Блистательный и преступный. Хроники петербургских преступлений Анджей Иконников-Галицкий
© А. А. Иконников-Галицкий, 2007, 2025
© ООО «Издательская Группа „Азбука-Аттикус“», 2025
Издательство Азбука>®
Вместо предисловия. Револьвер в ридикюле
Петербург—Ленинград – город двойников и раздвоений. Блистательный и преступный. Поверхностное знакомство с этим городом заключается в разглядывании классических фасадов. Но они – всего лишь декорация, макияж.
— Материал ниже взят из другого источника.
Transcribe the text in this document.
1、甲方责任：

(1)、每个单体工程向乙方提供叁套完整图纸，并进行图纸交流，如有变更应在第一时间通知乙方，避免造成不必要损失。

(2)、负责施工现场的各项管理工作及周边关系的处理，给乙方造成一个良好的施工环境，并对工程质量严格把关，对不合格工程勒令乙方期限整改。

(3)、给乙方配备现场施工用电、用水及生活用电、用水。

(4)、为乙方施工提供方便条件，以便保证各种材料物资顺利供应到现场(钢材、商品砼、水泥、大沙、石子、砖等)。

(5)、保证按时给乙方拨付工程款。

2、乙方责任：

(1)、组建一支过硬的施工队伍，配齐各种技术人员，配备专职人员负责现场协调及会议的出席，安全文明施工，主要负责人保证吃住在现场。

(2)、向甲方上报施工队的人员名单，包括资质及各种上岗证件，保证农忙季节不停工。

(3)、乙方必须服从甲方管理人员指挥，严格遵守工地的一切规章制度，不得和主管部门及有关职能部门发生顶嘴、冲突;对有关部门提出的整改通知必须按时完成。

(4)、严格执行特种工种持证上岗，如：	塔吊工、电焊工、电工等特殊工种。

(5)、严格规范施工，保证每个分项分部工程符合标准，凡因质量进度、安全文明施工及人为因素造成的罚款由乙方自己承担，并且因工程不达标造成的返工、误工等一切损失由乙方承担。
В свое время император Петр приказал деревянные дома Санкт-Питер-Бурха, возводимого под неусыпным его надзором, штукатурить и раскрашивать под камень. Так и повелось: снаружи косметика колонн, фронтонов, золоченых шпилей, а внутри, за и под – крошащийся кирпич, протечка в потолке и смутная матерщина вечно пьяного соседа за стенкой. «Все не то, чем кажется» – диагноз, поставленный Гоголем не одному только Невскому проспекту, но вообще городу. А что же на самом деле?
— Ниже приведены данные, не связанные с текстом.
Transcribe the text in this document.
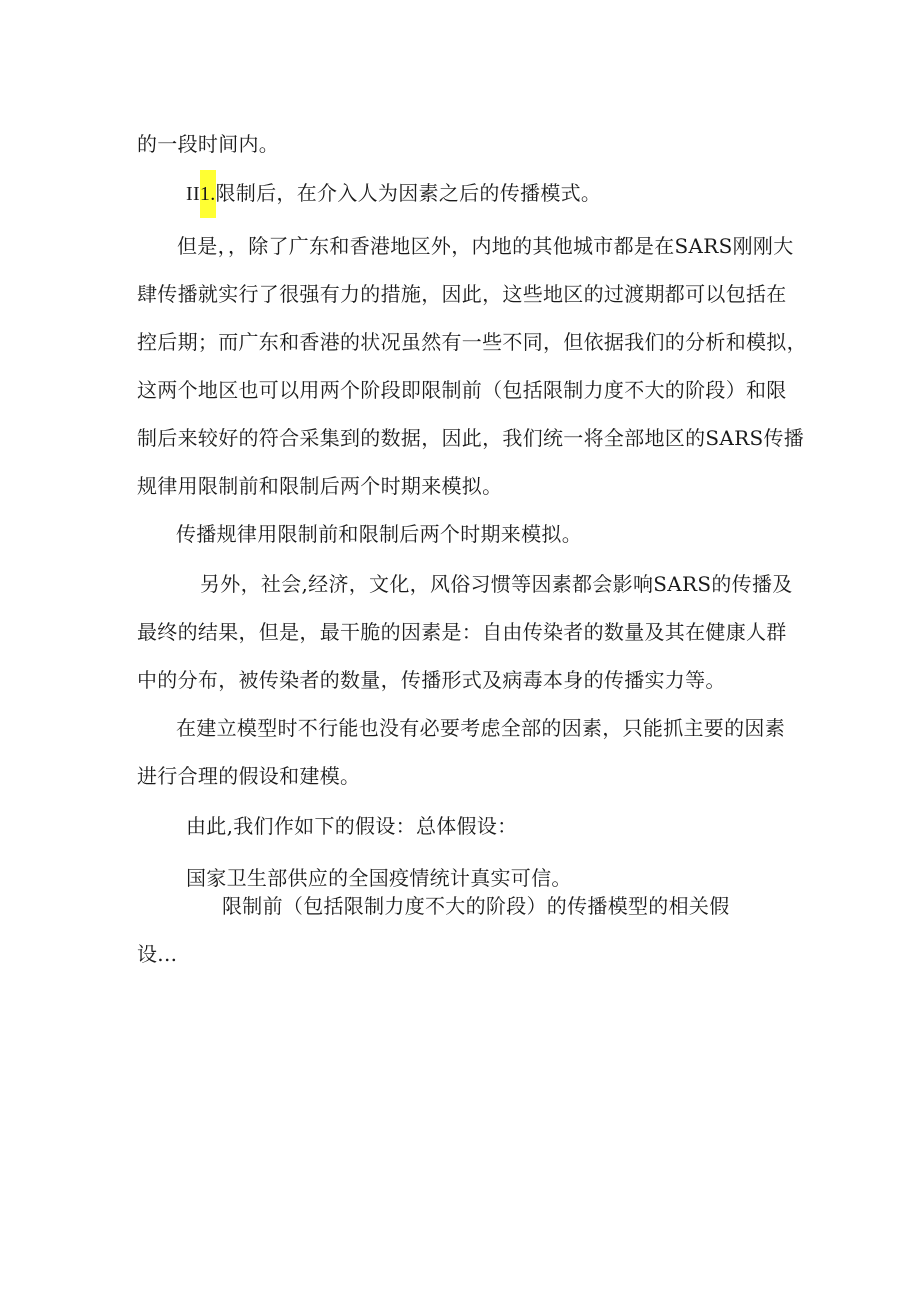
的一段时间内。
II1.限制后，在介入人为因素之后的传播模式。
但是，，除了广东和香港地区外，内地的其他城市都是在SARS刚刚大
肆传播就实行了很强有力的措施，因此，这些地区的过渡期都可以包括在
控后期；而广东和香港的状况虽然有一些不同，但依据我们的分析和模拟，
这两个地区也可以用两个阶段即限制前（包括限制力度不大的阶段）和限
制后来较好的符合采集到的数据，因此，我们统一将全部地区的SARS传播
规律用限制前和限制后两个时期来模拟。
传播规律用限制前和限制后两个时期来模拟。
另外，社会,经济，文化，风俗习惯等因素都会影响SARS的传播及
最终的结果，但是，最干脆的因素是：自由传染者的数量及其在健康人群
中的分布，被传染者的数量，传播形式及病毒本身的传播实力等。
在建立模型时不行能也没有必要考虑全部的因素，只能抓主要的因素
进行合理的假设和建模。
由此,我们作如下的假设：总体假设：
国家卫生部供应的全国疫情统计真实可信。
限制前（包括限制力度不大的阶段）的传播模型的相关假
设...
Почему бы нам не свернуть с парадного проспекта во двор? Посмотрим хоть краем глаза, что там. Содержание этой книги – беглый, почти экскурсионный взгляд в окна и подворотни девиантного, непритязательного Петербурга нескольких десятилетий его бытия – от отмены крепостного права до революции.
В одной из финальных сцен «Фауста», когда ангельские силы готовы ринуться в решительный бой с воинством князя тьмы, Мефистофель вдруг говорит подчиненным ему бесам, указывая вверх: «Не трогайте их, это ведь такие же черти, как вы, только переодетые». Петербургские ангелы, отражаясь вниз головами в обманчивой невской воде, легко обращаются в бесов. Впрочем, обратное тоже возможно.
Кстати, о революции. Вот это – типичный случай взаимного перерождения ангелов в бесов, героев в злодеев, соглядатаев в поднадзорных, преследователей в жертвы. Все мы знаем: революция – величайшее потрясение, пережитое городом и миром в XX столетии. Между тем демоны русской революции ворвались в промозглый сумрак петербургского октября в окружении крикливой, разнузданной, глумливой толпы мелких бесов и бесенят преступного мира.
Императорский Петербург равно притягивал к себе (и генерировал в себе) волны революционных движений и выбросы антиобщественной энергии криминала. Политическая столица Российской империи была одновременно столицей криминальной и главным полем деятельности революционных организаций. О том, что в самодержавно-капиталистической России (и прежде всего в Петербурге) революция шла рука об руку с преступностью, свидетельствуют бесстрастные цифры полицейских отчетов. При их изучении становится очевидной закономерность: периоды наиболее активного роста преступности – середина 1860-х, конец 1870-х – начало 1880-х, 1900–1905, 1909–1913 годы – предшествуют всплескам революционной активности: «хождению в народ», народовольческому террору, революции 1905 года и, наконец, катастрофе Мировой войны, переросшей в Семнадцатый год. В этом смысле петербургская преступность эпохи капиталистической перестройки конца XIX – начала XX века есть явление всемирно-исторического значения, как и русская революция.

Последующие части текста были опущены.